Apartheid can also be found across the border in Lebanon, where Palestinians are refused basic civil rights, barred from numerous professions and from owning land. Many live in ghetto-like settlements, sometimes surrounded by segregation walls, barbed wire and military surveillance. Where is the outcry for these Palestinians? Or for those in Syria, suffering a lack of medical aid, food and water, and caught between Syrian forces, Russian influence and the Iranian desire to build a military zone?
The chasm between reality and the anti-Israel narrative is vast. Ignored, too, are the complex security challenges Israel faces. Iranian-backed Islamic fundamentalist groups are intent on Israel’s destruction yet Minto prefers to ignore Israel’s security needs. Indeed, terrorist attacks are often deemed justified by anti-Israel activists.
Little effort is made to address the real cause of Palestinian woes – the inability or unwillingness of a corrupt leadership to work for a solution for their people. Rather than build a thriving, functioning state, energies are focussed on demonising Israel and cultivating a culture that celebrates death and martyrdom.
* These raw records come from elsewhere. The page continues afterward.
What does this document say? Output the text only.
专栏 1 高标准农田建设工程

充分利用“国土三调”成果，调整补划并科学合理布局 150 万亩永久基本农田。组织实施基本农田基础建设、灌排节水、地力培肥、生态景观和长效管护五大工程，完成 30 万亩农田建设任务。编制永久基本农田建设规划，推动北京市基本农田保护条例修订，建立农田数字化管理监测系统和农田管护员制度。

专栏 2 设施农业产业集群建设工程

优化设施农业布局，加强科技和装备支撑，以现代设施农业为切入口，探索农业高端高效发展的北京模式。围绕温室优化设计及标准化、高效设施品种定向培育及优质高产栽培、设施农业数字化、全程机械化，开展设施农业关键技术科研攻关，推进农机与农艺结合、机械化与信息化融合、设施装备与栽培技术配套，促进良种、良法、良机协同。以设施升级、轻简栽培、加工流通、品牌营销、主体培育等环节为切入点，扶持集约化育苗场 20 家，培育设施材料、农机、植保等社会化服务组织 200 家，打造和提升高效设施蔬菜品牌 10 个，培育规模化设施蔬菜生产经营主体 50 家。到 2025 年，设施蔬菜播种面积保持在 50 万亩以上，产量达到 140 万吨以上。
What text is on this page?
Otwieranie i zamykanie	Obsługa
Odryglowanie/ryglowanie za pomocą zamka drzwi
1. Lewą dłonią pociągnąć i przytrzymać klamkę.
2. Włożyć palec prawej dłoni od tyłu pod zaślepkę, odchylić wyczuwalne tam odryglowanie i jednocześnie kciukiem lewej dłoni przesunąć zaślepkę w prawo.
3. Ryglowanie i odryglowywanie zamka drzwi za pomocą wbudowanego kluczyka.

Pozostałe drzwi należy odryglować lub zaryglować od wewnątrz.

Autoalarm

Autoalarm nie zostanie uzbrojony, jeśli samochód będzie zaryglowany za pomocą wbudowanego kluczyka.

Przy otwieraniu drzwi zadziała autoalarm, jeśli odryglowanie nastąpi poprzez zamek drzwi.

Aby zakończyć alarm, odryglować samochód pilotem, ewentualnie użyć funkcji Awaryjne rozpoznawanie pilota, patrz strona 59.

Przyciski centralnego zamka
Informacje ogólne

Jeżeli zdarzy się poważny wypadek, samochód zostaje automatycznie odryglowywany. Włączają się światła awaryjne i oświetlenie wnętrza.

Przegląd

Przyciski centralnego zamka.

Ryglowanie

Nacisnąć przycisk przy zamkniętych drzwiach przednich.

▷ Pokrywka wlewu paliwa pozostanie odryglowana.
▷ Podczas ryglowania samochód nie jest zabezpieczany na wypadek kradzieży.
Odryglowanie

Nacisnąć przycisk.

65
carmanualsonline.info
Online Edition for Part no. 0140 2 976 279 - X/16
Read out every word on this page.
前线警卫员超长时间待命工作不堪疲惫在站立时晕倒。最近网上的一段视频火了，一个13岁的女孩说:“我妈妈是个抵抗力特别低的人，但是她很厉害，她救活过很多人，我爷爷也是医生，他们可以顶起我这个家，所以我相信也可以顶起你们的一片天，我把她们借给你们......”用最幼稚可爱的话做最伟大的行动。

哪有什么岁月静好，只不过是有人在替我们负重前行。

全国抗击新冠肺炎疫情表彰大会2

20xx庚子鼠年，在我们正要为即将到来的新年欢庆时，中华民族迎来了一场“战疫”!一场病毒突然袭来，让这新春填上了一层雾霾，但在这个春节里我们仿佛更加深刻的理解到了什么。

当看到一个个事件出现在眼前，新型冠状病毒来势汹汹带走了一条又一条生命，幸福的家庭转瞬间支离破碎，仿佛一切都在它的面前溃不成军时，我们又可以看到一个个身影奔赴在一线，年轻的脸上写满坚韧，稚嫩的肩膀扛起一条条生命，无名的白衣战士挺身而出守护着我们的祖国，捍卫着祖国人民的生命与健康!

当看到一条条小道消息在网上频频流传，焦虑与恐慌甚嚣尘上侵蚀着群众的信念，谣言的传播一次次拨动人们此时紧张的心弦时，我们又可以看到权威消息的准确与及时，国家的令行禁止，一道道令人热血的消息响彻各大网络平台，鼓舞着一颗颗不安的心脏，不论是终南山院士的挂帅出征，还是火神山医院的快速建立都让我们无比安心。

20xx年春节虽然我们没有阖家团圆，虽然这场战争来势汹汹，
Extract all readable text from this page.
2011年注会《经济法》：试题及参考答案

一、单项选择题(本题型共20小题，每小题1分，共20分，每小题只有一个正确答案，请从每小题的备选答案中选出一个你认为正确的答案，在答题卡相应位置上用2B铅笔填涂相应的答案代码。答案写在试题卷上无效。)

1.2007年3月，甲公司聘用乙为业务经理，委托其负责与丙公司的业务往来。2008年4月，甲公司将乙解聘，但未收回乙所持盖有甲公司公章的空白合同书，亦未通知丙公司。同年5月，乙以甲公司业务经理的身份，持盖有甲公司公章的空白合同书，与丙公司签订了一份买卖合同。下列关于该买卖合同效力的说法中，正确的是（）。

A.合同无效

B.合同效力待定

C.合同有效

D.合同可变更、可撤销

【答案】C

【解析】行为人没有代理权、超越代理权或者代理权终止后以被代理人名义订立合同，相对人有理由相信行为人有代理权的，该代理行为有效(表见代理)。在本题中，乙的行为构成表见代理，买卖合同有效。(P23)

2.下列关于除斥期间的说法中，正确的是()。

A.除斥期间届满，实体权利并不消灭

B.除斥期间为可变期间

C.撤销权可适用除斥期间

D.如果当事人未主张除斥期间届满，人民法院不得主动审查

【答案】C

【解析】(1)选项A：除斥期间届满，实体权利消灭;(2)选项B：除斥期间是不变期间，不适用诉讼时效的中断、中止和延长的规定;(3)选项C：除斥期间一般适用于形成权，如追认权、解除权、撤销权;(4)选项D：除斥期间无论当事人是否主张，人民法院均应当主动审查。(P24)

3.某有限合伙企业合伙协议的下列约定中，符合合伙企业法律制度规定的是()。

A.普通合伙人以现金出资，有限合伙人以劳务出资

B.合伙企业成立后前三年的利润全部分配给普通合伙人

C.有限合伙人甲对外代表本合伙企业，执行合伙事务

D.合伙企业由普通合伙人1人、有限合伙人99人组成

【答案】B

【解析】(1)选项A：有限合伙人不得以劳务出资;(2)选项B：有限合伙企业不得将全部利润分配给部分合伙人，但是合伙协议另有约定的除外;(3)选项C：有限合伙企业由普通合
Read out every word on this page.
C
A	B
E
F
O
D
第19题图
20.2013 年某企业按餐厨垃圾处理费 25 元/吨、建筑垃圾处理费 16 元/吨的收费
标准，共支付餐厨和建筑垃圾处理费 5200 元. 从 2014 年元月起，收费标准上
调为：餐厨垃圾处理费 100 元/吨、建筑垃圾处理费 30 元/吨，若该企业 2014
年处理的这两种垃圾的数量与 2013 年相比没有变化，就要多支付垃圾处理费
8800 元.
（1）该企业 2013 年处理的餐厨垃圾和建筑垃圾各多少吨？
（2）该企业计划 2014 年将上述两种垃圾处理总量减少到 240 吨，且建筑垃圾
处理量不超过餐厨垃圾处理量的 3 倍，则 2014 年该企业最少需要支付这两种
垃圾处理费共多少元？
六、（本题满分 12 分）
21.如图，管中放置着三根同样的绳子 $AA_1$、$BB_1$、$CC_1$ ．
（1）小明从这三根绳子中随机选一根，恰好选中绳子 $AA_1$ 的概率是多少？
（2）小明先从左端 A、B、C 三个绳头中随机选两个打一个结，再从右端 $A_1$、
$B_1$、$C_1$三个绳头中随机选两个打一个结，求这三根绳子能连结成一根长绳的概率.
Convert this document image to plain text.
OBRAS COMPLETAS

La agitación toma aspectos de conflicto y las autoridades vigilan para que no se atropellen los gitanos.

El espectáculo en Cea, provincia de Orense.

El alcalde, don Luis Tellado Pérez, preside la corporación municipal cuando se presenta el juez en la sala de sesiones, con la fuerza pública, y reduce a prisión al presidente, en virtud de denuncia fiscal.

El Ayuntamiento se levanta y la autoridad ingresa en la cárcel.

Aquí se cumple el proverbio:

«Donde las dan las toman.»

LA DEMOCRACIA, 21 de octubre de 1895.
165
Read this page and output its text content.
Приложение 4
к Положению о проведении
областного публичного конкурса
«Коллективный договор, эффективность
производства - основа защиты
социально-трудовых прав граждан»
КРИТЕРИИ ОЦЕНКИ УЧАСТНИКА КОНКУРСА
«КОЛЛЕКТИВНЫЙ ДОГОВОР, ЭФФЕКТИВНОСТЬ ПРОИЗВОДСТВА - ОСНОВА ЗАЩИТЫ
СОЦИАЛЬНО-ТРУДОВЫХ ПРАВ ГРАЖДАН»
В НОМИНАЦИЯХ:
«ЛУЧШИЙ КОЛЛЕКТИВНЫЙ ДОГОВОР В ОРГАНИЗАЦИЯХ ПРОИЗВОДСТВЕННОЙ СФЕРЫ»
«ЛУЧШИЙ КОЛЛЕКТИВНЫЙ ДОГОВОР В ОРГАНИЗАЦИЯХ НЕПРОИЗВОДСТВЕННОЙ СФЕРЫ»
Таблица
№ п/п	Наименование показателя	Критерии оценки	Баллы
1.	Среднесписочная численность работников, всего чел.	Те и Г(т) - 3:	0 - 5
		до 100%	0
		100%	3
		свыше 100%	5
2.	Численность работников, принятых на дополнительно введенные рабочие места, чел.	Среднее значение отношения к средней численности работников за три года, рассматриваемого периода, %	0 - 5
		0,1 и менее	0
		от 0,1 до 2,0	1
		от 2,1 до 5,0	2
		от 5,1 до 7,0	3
The reality is that Jews are the indigenous people of Israel with more than 3,000 years unbroken connection to the land. After banishment from their homeland, centuries of persecution, discrimination, and multiple expulsions from foreign lands, the Jews returned and re-established themselves as a nation. When, in the nineteenth century the Ottoman Empire became open to immigration, persecuted Jews began to join a remnant who had kept ahi kaa (kept the home fires of hope burning) in the land. As an indigenous people, Jews have the right to assert and protect their distinctive identity in their ancestral homeland. Their self-determination as a people and the revival of their ancient language is a remarkable inspiration to indigenous peoples everywhere.
The Jewish people have endured existential threats for more than three thousand years. The apartheid smear is merely one manifestation of ancient Jew hatred, applied to the Jewish state. What scholar Robert Wistrich called “the longest hatred” must be called out whenever and wherever it occurs. It is time for Aotearoa New Zealand to choose the right side of history and say no to antisemitism.